Estaba muy a gusto en el piso y hacia lo posible para evitar salir más allá de lo que imponían mis obligaciones laborales. Temía que, mientras durara la expedición punitiva fuera de esas murallas y torreones inexpugnables, un encantador malabarista enviado por potencias enemigas viniendo a por mí, cambiara la cerradura de acceso y yo quedase fuera del castillo encantado por el resto de la vida. Sin impedir la intromisión brutal, expoliación de secretos y pillaje consecuente, obligándome a tomar la ruta del exilio, cruzar el puesto de frontera con retén anidado de ametralladoras en un sentido único hacia la patria peregrina. Incrustado en ese dilema, me sentía más inclinado a permanecer al abrigo del refugio atómico y con apetito de dieta japonesa.

Saliendo del atolladero mikado, busqué la aplicación adecuada en la oferta del teléfono celular del delivery y encargué el suculento menú degustación Okinawa para dos personas. Durante los cuarenta minutos de espera del motorista karateca, cuando pensé en esa paradoja de mis fugas pasadas –lo que fuera necesario para salir del hogar desagradable, que el destino me programó y por alguna falta de mis ancestros- decidí organizar salidas esporádicas al mundo desafiando al destino, al menos una segunda vez en la vida. Ello sería a partir de mañana o pasado sin falta, cuando me hubiera convencido de que mi cobardía era manifestación del miedo a la pobreza, asimilado durante la infancia como la aritmética elemental de una lengua extranjera. En ese estado espiritual estaba –escuchando versiones de Tete Montoliu tocando a ciegas los clásicos sublimes de Cole Porter- cuando llegó una enorme bandeja con arroz perfumado, atunes rojos tornasolados y salmones fileteados en cubitos, una ensalada fresca de soja con pesticidas, la bolita verde de wasabi contaminado picante, gajos carmesíes humectante de jengibre fresco, una sopilla caliente con algas y hongos de invernadero. Por fortuna para mi estómago delicado, la entrega del restaurante Okinawa omitía un chuchillo en cerámica para el honorable ritual harakiri.

Lo que aquí ocurriría justificaba un comentario ganado por la ambigüedad, que era la verdadera naturaleza del girar caprichoso del mundo. En mi anterior período de pareja –era extraño evocarlo en la nueva configuración de los astros, como si hubiera ocurrido hace siete años y yo fuera el eje trabado de una película sueca sin subtítulos del siglo pasado- me parece que sólo me limitaba a vivir. La existencia fluía pastosa en lógica binaria de causa consecuencia, siguiendo un modelo conocido del método mágico del acierto error; sin hacerme el coco con exceso, pasándome una película sinfín y mañana será otro día.
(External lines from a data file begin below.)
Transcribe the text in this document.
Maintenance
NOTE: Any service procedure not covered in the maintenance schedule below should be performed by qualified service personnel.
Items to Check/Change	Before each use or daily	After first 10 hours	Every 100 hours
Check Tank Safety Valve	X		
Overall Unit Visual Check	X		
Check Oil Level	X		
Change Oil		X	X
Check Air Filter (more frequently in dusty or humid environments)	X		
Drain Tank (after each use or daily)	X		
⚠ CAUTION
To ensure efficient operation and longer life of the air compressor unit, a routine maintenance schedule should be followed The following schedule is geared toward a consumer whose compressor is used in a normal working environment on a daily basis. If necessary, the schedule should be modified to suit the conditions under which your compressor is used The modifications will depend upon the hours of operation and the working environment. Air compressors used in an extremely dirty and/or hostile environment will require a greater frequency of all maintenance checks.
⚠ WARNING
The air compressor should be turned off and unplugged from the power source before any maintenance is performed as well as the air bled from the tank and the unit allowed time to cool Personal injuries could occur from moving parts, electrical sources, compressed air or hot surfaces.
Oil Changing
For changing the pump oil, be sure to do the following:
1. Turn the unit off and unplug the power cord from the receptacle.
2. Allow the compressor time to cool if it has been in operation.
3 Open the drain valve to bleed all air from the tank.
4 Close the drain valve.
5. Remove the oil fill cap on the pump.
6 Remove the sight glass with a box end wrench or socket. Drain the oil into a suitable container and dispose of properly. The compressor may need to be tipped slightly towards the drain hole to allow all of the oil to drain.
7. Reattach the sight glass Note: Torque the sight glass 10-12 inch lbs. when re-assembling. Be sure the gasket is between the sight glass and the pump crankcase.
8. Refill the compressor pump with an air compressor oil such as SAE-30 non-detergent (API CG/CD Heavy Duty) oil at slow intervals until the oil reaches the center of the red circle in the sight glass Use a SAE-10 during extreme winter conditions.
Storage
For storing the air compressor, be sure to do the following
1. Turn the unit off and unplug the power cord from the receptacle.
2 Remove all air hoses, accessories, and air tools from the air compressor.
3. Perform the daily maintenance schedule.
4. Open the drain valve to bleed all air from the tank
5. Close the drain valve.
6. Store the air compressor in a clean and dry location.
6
Nunca antes se me hubiera ocurrido preguntarme con interés sincero, quién vivía del otro lado de la tercera puerta y si la vecina del sexto – ¿había una vecina en el sexto? – tenía un animal de compañía, sobre la decoración kitsch del segundo B ni si los personajes evasivos del penthouse habían salido de viaje. El paso de la indiferencia al interés progresivo supongo que venía implícito en las condiciones del contrato, ignoré por descuido la letra pequeña que complica siempre el pacto social, donde se decía lo relativo a cambios previsibles en mi persona, como si volviera a la moda la coartada occidental de yo soy yo y mi circunstancia. Me equivoqué feo creyendo que lo nuevo lo merecía por cuestión de talentos ignorados, reivindicación digna por injusticias padecidas en mi ciclo de fatalidad tribal.

Debía regresar a los fundamentales de lo conversado al momento del pacto, estaba ahí becado para observar la irrupción de la anomalía tramposa que activara los sistemas de alertas del Escribano. Recoger información sin decidir su rango de pertinencia y traducirla en datos de confidencialidad verosímil a las personas adecuadas. Nadie me instruyó sobre modalidades del intercambio de datos, si debía ir a un parking subterráneo a partir de medianoche un martes de luna llena; dejar un mensaje de veinte segundos en un número pre pago que me habían pasado, enviar palomas mensajeras amaestradas con la clave atada a la patita o intentar la trasmisión de pensamiento a la distancia, siguiendo el sistema de los delfines entrenados por instructores de la marina rusa. Debía estar atento a las partes sueltas que se salen de lugar, imantándose por terceros polos y que resultaba estar incidiendo en el centro de la movilidad.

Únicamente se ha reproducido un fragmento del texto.